Carlos Carnicero Urabayen

Theresa May tiene ahora el reto de convencer a su Gobierno de que el acuerdo alcanzado con la UE abre el mejor escenario posible

Quienes estamos apenados y vivimos como un fracaso la salida británica de la Unión Europea, podríamos caer en la tentación de cantar victoria ante la noticia del acuerdo sobre la frontera de Irlanda del Norte, la gran roca en el camino para lograr un divorcio civilizado. Tal y como están las cosas en este mundo de Trumps y Bolsonaros, es humano celebrar casi cualquier cosa. Pero no lo hagamos todavía. Guardemos, por el momento, los destilados británicos en el armario.

Es verdad. El abismo, la posibilidad de romper por las malas, creando caos y crisis económica en ambos lados del Canal de la Mancha y dejando en la incertidumbre a los europeos que viven en el Reino Unido y los británicos del continente, está un poco más lejos. El acuerdo alcanzado debería garantizar que no vuelva a haber una frontera física entre las dos Irlandas, algo extremadamente delicado puesto que pondría en riesgo los años de paz en este sangriento territorio.

Este es el asunto más delicado de la negociación porque podría derivar en la propia desintegración británica. Escocia, que votó mayoritariamente en contra del 'brexit', mira de reojo. Nadie se tomó a la frontera en serio durante el referéndum.
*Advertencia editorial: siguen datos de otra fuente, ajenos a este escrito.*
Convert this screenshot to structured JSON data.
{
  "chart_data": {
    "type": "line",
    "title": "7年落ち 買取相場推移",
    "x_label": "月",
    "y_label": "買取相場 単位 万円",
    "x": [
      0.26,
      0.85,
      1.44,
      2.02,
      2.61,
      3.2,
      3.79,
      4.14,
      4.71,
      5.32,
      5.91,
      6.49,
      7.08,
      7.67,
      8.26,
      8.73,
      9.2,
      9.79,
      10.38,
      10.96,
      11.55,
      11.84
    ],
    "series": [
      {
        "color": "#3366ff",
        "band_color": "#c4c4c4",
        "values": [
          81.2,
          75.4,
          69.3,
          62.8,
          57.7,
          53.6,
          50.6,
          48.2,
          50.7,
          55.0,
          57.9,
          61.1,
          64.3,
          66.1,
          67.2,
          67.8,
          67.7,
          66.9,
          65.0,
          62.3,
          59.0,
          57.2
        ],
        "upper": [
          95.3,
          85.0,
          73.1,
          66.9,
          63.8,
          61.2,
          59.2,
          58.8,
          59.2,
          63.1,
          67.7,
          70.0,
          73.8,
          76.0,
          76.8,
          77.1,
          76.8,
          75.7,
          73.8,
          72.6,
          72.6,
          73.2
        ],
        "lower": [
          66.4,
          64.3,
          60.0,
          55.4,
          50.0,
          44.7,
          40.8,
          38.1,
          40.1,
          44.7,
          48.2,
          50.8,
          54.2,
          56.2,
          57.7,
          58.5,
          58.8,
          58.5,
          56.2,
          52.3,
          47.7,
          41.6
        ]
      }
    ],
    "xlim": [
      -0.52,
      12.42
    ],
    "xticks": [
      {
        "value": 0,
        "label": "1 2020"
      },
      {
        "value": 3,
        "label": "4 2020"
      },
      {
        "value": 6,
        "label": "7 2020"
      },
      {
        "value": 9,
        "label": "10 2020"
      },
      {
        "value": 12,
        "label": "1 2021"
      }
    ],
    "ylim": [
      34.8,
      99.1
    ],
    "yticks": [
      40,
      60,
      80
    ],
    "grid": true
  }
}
Los detalles espinosos se llevan mal con la deriva emocional de las consultas históricas.

El reto de May

Comienza ahora otra batalla en la que los europeos serán espectadores. Theresa May debe convencer a su Gobierno de que el acuerdo alcanzado es el mejor de los escenarios posibles. Sus aliados más próximos le darán su apoyo. Es posible que los más euroescépticos de su gabinete le digan que no. Es probable que los más fanáticos antieuropeos de su partido le digan poco menos que ha traicionado a la patria. May siempre vive al límite, pero los próximos días la posibilidad de que caiga serán especialmente elevados.

Si May logra contar con el apoyo de su Gobierno, deberá pedir la aprobación del Parlamento británico antes de Navidades. Los más fervientes defensores del 'brexit' votarán en contra, porque les parecerá que el periodo de transición que seguirá a la fecha de salida (30 de marzo del 2019) mantendrá al Reino Unido inaceptablemente bajo la esfera de influencia europea. Los moderados conservadores darán el sí, pero ¿qué harán los laboristas, los nacionalistas escoceses y los conservadores que están en contra del 'brexit'?

El ejemplo de Noruega

El dilema es formidable. A la mayoría les gustaría evitar la salida o como poco lograr que los británicos permanecieran en el mercado único, al estilo de Noruega. Votar a favor del acuerdo les resignaría a un divorcio con condiciones indeseables pero amistoso; votar en contra podría conducir a su país hacia un territorio absolutamente desconocido, propiciando la convocatoria de elecciones, la renegociación del acuerdo de salida, un nuevo referéndum o una salida de la Unión Europea sin acuerdo. Para ganar más tiempo para negociar o para dar marcha atrás, la UE debería estar de acuerdo. El 'brexit' nunca fue un asunto fácil.